Wie löst man das Personalproblem?

Die Stadt hat einen Krisenstab eingerichtet. Schon am ersten Tag hätten sich 50 Mitarbeiter der Stadt freiwillig gemeldet, um zu helfen, sagt Reiter. Bei der Regierung von Oberbayern seien es bisher 75 Mitarbeiter, sagt Hillenbrand. Mit den externen Dienstleistern, die den Betrieb der Einrichtung übernommen haben, arbeite man intensiv daran, die Situation zu verbessern.

Wie steht es um die Sicherheit im Viertel?

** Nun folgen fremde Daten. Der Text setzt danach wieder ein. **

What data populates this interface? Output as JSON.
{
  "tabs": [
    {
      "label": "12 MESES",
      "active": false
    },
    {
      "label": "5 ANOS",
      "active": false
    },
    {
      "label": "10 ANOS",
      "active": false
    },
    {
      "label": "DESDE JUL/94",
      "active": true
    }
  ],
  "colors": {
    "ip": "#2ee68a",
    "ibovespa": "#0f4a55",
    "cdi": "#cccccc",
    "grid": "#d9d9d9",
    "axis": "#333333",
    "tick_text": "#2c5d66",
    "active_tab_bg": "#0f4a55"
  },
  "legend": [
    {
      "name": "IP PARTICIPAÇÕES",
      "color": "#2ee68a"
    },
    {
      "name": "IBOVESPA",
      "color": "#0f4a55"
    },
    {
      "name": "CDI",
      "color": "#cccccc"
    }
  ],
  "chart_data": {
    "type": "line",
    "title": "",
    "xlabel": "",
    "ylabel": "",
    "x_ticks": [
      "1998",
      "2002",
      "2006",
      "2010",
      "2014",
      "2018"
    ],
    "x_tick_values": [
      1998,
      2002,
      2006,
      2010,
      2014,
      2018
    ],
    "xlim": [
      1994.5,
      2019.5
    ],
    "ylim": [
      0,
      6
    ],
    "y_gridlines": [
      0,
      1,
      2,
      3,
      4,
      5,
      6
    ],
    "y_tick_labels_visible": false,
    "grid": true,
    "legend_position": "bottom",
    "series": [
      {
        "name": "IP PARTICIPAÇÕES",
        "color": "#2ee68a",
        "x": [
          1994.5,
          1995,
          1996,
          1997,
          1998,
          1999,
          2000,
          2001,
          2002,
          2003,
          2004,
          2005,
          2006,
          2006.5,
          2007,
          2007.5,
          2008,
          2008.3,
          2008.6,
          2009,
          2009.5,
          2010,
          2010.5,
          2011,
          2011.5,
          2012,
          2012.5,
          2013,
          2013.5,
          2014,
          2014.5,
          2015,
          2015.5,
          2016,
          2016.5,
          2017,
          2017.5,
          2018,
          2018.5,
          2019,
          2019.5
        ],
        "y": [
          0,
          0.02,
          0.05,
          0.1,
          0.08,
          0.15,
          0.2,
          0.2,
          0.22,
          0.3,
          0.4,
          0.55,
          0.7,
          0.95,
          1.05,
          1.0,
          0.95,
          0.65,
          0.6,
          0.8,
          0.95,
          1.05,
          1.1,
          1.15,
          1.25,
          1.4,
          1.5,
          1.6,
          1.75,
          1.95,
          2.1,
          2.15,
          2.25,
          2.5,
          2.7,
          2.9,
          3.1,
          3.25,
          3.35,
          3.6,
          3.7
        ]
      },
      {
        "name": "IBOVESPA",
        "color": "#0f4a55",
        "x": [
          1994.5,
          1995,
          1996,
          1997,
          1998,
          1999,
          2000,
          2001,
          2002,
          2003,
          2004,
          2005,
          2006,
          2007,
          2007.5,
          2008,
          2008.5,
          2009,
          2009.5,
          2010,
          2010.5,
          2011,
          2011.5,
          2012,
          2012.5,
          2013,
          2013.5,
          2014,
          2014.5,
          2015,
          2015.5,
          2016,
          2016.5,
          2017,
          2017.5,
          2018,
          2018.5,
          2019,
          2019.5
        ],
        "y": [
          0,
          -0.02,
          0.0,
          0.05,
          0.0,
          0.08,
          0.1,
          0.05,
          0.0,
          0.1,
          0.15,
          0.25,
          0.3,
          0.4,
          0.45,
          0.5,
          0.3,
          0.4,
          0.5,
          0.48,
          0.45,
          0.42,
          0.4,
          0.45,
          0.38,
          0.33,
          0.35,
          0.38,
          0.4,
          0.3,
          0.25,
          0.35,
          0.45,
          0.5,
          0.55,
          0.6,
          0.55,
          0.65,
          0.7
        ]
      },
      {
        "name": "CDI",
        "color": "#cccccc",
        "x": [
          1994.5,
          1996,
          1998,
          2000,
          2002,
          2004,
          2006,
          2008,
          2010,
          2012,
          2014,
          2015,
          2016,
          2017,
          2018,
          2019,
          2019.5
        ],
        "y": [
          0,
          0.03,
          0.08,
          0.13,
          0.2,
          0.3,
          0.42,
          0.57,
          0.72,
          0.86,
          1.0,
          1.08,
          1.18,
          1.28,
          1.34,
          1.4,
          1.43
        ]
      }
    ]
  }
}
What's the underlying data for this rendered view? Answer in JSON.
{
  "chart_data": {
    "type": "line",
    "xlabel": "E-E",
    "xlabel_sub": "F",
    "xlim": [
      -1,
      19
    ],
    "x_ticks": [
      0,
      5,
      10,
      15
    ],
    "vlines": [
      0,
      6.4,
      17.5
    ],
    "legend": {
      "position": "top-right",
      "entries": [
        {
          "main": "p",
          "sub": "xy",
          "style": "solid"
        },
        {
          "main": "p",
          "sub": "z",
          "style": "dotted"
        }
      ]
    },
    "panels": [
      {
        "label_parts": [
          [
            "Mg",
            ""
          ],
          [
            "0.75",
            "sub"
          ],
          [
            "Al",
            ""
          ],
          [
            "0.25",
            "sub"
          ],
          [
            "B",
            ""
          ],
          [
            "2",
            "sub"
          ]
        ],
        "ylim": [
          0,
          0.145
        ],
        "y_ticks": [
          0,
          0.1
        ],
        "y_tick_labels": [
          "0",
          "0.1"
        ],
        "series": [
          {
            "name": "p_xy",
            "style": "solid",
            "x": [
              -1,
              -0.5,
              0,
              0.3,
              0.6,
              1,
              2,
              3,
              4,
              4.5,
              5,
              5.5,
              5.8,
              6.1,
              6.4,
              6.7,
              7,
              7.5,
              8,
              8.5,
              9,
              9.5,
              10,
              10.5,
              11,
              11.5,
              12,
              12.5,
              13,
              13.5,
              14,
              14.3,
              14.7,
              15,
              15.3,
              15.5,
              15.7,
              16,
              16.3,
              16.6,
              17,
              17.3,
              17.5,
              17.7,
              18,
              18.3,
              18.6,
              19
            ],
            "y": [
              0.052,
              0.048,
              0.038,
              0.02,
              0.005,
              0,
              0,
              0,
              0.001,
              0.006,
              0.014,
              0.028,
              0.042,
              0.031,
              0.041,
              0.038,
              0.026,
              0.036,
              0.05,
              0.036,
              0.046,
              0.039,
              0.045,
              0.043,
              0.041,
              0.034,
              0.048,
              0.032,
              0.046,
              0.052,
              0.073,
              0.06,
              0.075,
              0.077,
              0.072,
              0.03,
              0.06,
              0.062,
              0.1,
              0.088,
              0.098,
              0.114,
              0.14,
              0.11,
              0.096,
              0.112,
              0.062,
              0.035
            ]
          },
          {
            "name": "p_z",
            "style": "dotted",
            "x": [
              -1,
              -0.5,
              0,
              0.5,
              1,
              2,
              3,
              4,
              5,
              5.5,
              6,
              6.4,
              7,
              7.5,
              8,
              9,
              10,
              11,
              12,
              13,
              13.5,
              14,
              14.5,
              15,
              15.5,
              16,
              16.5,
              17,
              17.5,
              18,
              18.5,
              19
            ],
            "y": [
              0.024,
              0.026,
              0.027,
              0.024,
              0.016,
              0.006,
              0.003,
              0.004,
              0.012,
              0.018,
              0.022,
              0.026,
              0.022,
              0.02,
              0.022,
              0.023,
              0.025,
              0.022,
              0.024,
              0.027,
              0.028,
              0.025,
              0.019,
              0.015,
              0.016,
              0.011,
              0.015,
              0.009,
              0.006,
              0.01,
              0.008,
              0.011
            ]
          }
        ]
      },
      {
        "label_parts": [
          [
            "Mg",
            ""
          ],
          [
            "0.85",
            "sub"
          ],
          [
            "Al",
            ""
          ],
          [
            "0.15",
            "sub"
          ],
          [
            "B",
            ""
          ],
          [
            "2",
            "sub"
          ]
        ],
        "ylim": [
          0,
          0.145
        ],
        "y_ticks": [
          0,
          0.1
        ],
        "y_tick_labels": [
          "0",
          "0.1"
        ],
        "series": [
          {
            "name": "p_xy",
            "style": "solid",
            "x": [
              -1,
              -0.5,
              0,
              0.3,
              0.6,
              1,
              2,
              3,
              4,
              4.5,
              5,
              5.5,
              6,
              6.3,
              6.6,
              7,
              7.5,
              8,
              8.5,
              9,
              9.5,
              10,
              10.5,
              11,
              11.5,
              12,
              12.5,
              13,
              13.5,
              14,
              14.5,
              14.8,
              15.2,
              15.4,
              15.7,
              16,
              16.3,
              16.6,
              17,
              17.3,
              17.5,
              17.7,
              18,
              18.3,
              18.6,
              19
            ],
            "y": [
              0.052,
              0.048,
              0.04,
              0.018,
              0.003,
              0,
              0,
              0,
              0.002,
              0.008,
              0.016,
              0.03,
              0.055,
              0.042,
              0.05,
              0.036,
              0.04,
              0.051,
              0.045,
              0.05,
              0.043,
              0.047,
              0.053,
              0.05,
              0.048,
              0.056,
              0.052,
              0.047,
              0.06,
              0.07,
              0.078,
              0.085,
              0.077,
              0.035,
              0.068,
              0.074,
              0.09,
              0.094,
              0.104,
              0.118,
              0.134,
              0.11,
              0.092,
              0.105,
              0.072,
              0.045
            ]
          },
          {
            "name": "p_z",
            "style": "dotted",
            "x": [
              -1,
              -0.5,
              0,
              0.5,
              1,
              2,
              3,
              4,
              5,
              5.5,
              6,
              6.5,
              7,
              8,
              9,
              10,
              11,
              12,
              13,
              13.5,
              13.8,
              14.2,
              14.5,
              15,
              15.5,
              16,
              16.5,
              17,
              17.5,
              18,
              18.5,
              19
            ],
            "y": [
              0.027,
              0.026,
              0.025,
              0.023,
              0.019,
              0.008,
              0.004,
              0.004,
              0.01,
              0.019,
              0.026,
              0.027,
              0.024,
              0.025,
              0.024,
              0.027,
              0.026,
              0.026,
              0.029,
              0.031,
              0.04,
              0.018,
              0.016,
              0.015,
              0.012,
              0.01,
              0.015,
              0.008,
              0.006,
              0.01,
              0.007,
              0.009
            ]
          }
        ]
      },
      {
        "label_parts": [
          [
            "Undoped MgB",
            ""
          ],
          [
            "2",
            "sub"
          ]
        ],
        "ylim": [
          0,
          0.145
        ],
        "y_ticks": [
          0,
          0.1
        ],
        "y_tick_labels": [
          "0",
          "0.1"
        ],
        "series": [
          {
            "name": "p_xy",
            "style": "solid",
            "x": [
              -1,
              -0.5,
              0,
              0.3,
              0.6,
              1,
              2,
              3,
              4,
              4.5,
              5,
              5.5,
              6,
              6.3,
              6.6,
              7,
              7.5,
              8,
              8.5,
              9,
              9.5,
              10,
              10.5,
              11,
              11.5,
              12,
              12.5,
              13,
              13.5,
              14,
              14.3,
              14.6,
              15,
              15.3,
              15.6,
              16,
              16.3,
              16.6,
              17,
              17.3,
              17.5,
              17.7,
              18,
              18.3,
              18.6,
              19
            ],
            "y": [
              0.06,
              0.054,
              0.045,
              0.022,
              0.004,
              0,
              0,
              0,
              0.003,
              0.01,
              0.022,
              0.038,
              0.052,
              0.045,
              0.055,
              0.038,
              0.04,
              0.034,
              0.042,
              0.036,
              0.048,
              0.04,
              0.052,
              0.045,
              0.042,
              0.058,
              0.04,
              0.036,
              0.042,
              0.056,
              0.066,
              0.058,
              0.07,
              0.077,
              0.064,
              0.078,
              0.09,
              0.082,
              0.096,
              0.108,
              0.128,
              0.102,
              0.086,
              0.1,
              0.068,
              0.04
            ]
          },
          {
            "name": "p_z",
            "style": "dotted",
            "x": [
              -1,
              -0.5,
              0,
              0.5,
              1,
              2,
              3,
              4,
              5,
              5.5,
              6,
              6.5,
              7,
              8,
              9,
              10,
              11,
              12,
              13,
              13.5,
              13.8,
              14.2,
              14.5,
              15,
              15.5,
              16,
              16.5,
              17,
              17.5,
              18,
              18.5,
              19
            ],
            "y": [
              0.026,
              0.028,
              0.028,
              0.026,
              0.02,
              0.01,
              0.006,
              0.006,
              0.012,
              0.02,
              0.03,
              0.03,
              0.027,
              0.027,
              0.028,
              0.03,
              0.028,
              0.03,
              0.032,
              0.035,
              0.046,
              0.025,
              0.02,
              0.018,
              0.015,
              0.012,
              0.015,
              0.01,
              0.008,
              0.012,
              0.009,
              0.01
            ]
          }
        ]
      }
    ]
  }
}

„Es gibt keinerlei negative Auffälligkeiten, was die Kriminalität angeht“, sagt der örtliche Polizeichef. Es gebe zusätzliche Streifen, auch Beamte der Pferdestaffel seien unterwegs. Wenn es Probleme mit Flüchtlingen gebe, gehe es meist um Verunreinigungen oder Streit. Insgesamt gebe es aber „keine signifikanten Änderungen in der Sicherheitslage“.

Wer sind die Flüchtlinge?

Die Flüchtlinge in der Bayernkaserne kommen vor allem aus Syrien und Schwarzafrika. Es seien keine „Armutsflüchtlinge“, sondern Menschen, die fürchten mussten, zu sterben, sagt Jürgen Soyer, vom Verein Refugio, der traumatisierte Flüchtlinge betreut. „Viele der Flüchtlinge mussten mit ansehen, wie Familienmitglieder von Bomben zerfetzt wurden oder auf der Flucht gestorben sind.“ Etwa ein Drittel der Flüchtlinge habe ein Trauma, bei den Kindern leiden bis zu 60 Prozent daran. Viel Applaus gibt es für die Feststellung von Dieter Reiter: „Das sind keine Menschen, die unser Sozialsystem ausnutzen wollen, sondern welche, die hier lernen, arbeiten und sich integrieren wollen.“

Gibt es ein Alkoholproblem?

Mehrere Bürger beschweren sich, dass Flüchtlinge an einer Tankstelle Alkohol kaufen und dann in Grünanlagen trinken würden. Grund dafür sei, dass in der Aufnahmeeinrichtung Alkoholkonsum verboten ist. Die Regierung von Oberbayern hält an diesem Verbot fest. Dieter Reiter kritisiert es: „Ich sage nicht, dass da eine Kneipe hin soll. Aber wenn jemand ein Bier trinken will, sollte man ihn nicht zwingen, das auf dem Grünstreifen vor der Kaserne tun zu müssen.“

Warum haben Flüchtlinge Handys?

Eine zynische Frage, finden Sie? Leider wird sie gestellt – und von einer kleinen Gruppe auch beklatscht. Christoph Hillenbrand antwortet: „Seine Heimat zu verlassen macht arm genug, ich würde mein Handy auch mitnehmen.“ Ohne Handy, sei so eine Flucht oft gar nicht möglich. Geschenkt bekomme jedenfalls keiner eines. Es folgen weitere Erklärungen, bis Dieter Reiter einen Schlussstrich zieht: „Zu so einer Frage will ich gar nichts sagen, denn das ist bodenlos.“

Wie geht es mit der Funkkaserne weiter?

Mehrere Münchner, die in das neue Quartier Domagkpark ziehen werden, melden sich mit Fragen zur angrenzenden Funkkaserne. Hier sind aktuell 261 Flüchtlinge untergebracht, künftig werden um die 300 Menschen hier eine Unterkunft bekommen. Die Einrichtung in der Lotte-Branz-Straße diene zur Aufnahme.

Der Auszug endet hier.